The thought made him wince. The human race had largely abandoned armies since it had climbed into space, for no organised army could survive when the enemy controlled the high orbitals. The First Interstellar War had been fought out in space, with worlds bombarded with everything from asteroids to radioactive bombs and biological weapons. Even the Blackshirts were more of an occupation force than a real army, while the Marines were a precision unit. Just how bad was it down on the surface? He shook his head. The Blackshirts, he knew, deserved little sympathy. They deserved death, or worse.
“I think we’ve pushed our luck far enough,” he said, finally. The Sidonie was on the verge of crossing the security line surrounding the planet. The Imperial Navy would definitely send a ship to investigate their arrival now. “Shall we go?”
The Geeks had also redesigned the interior of the freighter, reasoning that they might be able to prevent the gravity compression caused by the flicker drive from destroying the ship. Markus settled down in his chair, checked that Carola was ready, and then powered up the drive. A moment later, they were gone from the system, leaving a mystery behind for the Imperial Navy. It wouldn’t puzzle them for long.
From three light years away, Jackson’s Folly was completely indistinguishable from any other star, just another steady pinprick of light shining out in the darkness.
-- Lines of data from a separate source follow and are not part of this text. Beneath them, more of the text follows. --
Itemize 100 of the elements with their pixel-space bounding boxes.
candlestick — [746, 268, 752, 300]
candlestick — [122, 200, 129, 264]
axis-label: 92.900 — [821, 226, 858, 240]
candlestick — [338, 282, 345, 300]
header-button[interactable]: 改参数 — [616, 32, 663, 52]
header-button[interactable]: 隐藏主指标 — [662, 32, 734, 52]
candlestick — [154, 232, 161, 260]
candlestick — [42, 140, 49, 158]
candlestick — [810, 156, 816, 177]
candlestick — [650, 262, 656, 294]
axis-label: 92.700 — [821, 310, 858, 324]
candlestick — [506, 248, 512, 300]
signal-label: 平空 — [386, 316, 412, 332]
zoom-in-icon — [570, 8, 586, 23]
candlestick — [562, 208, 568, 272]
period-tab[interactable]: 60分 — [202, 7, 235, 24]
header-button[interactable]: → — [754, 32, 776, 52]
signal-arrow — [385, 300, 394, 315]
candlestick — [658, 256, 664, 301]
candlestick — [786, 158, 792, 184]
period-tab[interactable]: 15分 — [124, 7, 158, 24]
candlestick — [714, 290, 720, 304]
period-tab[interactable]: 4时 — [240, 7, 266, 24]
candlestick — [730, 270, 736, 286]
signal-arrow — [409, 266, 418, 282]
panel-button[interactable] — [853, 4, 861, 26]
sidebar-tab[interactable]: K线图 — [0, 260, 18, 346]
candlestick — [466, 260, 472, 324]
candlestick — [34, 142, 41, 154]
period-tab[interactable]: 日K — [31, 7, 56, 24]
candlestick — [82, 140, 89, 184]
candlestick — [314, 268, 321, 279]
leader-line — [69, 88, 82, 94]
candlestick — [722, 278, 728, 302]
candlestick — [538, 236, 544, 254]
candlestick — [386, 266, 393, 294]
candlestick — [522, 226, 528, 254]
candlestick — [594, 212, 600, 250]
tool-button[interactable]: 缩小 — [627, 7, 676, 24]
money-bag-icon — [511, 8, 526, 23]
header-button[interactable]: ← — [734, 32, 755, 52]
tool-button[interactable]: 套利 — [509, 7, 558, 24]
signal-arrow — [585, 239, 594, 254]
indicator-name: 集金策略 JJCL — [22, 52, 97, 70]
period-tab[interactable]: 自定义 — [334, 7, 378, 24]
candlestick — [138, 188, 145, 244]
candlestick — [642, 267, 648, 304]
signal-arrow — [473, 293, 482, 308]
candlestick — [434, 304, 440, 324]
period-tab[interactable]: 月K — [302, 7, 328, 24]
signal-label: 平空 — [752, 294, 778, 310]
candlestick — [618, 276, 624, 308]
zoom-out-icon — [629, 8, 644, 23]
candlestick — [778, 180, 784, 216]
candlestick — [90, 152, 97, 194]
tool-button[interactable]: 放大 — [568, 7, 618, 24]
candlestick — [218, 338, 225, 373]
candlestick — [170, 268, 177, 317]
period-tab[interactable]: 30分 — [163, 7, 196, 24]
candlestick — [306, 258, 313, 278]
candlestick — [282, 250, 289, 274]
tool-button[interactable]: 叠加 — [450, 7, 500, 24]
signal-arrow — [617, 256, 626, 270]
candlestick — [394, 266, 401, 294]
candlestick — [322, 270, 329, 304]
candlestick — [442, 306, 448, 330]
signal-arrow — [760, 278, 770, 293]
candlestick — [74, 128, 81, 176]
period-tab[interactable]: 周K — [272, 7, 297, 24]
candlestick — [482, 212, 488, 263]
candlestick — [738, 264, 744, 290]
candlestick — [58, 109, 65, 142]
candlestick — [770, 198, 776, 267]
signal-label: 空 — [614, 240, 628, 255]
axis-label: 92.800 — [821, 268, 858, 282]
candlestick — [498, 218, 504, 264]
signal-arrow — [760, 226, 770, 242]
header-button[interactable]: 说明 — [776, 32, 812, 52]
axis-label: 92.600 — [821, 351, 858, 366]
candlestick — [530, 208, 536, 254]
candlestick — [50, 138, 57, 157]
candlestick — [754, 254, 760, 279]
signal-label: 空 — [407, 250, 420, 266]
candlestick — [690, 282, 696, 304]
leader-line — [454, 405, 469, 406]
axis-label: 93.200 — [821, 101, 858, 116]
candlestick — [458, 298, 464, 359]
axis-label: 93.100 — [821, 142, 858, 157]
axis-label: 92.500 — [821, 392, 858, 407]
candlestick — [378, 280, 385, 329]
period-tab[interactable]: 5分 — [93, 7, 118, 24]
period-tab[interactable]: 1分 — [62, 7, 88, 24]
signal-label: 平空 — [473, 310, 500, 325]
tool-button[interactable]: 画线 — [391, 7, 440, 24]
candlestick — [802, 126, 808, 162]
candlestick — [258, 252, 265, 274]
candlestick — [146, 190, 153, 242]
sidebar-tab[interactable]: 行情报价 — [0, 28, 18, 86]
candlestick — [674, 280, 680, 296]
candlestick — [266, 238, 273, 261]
The sight left Colin feeling oddly homesick, even though he had never been back home since he’d taken the oath at the Academy. He still remembered the child within who had gazed up on the stars and wanted to be out there among them.
His wristcom buzzed. “Sir, we have a full download from the gunboat,” his Flag Captain said. “The targeting patterns have not changed significantly, but there are some additional targets in the system. I request permission to deploy the battlecruisers to go after their manufacturing ship.”
“Granted,” Colin said. He smiled as a thought struck him. “Tell them to try to take it intact if possible.”
He took one last look at the stars and turned, heading out of the observation blister. “I’m on my way,” he said. “Order the fleet to begin jump preparation. It’s time to go to war.”